ABU DHABI 13th January 2016 (WAM) -- A UAE newspaper has said that it is good that a UN humanitarian convoy has finally reached the besieged Syrian town of Madaya with life-saving health and food supplies but what is also a matter of huge concern is the condition of about 4.5 million people living in hard-to-reach areas across Syria including nearly 400000 in 15 besieged locations without access to the aid that they desperately need.

"The 42000 residents of Madaya have been facing desperate times and more than two dozen people have reportedly starved to death crippled by a six-month government siege that has made even bread and water hard to find" said The Gulf Today in an editorial on Wednesday.

Office of the UN High Commissioner for Refugees representative Sajjad Malik said in a text message that there were crowds of hungry kids around in the isolated town as the first four trucks of the 49-truck convoy unloaded in the dark to help relieve a situation that UN officials last week called "horrendous ghastly."

Food has been so scarce that people repeatedly mentioned that a kilo of rice would cost US$300 according to Malik. One family had to "sell a motorbike to get five kilos of rice."

Residents told UN staff that a main source of food in recent weeks has been a soup made of grass boiled with the few available spices.

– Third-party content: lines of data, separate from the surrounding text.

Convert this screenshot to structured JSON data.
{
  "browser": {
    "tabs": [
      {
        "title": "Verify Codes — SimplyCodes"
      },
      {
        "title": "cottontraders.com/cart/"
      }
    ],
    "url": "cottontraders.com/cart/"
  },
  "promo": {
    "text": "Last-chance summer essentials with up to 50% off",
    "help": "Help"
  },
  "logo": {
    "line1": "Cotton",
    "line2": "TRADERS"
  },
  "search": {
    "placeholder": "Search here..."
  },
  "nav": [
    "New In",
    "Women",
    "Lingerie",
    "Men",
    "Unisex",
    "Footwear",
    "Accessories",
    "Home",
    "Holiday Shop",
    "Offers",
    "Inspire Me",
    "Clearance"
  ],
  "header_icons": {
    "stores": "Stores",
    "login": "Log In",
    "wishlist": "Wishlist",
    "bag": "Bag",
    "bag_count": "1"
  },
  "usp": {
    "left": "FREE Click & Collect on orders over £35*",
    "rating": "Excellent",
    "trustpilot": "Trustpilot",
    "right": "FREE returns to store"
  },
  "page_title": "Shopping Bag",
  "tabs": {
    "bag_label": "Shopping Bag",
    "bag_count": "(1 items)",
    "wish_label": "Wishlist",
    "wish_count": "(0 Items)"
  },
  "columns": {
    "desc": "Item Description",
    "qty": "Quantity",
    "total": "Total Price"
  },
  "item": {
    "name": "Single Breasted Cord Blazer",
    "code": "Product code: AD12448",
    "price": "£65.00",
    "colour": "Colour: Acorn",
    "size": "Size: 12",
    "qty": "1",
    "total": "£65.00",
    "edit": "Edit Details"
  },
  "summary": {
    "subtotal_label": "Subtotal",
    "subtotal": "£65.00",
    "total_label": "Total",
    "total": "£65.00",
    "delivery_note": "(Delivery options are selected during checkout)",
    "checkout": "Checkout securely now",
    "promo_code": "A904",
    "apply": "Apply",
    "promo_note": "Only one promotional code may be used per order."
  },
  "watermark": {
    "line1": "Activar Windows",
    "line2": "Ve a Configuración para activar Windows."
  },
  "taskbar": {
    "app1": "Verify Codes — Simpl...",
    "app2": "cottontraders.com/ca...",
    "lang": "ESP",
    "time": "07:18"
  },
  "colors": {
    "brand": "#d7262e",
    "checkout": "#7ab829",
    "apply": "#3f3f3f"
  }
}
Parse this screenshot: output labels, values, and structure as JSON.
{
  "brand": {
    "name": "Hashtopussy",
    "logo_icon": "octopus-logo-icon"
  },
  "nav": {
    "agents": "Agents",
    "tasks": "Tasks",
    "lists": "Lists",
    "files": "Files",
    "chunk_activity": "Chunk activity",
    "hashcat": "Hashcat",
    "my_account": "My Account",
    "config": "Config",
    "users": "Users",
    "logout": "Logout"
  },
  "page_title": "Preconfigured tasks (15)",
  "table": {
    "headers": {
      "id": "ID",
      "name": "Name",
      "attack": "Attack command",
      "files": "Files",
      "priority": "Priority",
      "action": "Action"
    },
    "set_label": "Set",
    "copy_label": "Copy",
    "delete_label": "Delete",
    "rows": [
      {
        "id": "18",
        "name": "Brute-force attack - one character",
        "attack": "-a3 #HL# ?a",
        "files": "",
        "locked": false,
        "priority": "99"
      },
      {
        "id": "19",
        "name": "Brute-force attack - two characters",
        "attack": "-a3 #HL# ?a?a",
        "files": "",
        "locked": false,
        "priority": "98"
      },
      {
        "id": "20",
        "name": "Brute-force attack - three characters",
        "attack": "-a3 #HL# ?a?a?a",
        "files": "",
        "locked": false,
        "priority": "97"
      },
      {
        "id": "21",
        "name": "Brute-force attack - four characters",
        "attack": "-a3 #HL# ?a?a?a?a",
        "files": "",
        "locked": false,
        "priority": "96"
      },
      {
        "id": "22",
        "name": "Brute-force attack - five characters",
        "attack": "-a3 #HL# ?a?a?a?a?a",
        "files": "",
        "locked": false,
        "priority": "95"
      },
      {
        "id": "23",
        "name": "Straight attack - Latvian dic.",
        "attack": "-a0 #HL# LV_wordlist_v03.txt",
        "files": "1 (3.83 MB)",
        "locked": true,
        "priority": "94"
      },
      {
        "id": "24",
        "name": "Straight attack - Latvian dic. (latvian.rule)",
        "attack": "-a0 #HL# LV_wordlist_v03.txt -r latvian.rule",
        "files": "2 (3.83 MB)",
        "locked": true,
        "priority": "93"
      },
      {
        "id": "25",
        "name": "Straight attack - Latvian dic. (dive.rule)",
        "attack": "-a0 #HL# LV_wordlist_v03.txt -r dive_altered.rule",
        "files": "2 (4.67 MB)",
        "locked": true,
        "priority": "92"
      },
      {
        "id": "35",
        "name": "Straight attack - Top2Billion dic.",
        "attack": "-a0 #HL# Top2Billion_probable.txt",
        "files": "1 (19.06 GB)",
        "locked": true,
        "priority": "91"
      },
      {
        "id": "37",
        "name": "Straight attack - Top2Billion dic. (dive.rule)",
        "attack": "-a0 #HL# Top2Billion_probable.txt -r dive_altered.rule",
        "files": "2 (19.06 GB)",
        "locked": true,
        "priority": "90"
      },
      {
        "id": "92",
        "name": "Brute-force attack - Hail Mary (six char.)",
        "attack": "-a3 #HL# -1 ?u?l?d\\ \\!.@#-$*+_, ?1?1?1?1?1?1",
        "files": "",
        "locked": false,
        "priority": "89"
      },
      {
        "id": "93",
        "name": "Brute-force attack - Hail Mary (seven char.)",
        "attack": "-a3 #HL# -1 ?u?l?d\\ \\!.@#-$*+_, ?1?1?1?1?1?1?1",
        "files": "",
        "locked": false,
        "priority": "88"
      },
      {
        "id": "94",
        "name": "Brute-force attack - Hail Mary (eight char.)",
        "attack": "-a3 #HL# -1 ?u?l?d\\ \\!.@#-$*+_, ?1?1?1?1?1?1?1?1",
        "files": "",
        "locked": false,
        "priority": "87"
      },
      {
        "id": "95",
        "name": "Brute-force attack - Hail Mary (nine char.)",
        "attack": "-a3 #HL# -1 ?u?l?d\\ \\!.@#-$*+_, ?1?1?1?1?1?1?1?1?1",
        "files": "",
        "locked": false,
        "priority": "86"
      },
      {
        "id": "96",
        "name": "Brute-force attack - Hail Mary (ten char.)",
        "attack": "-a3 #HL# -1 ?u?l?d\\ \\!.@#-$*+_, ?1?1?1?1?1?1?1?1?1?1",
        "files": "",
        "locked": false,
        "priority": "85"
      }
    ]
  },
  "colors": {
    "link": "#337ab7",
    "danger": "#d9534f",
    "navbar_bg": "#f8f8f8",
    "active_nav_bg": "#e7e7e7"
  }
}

With no access to electricity people in Madaya had tried to stay warm by burning cardboard.

Deliberate starvation of civilians amounts to war crimes under the international human rights law and international humanitarian law. Top UN officials say they have received credible reports of people dying from starvation and being killed or injured while trying to leave the area which last received UN humanitarian aid in October.

Highlighting the gravity of the situation a World Health Organisation official said "People gathered in the marketplace. You could see many were malnourished starving. They were skinny tired severely distressed. There was no smile on anybody's face. It is not what you see when you arrive with a convoy. The children I talked to said they had no strength to play."

Many malnourished people were too weak to leave their homes. It is sad to note that the level of suffering in Madaya has no precedent in Syria's war. Ordinary citizens should be protected against the woes of armed conflicts.

"All parties involved in the conflict should facilitate unimpeded access to people in besieged areas in Syria. The international community should extend every form of assistance to the victims in such blockaded cities" concluded the Sharjah-based daily.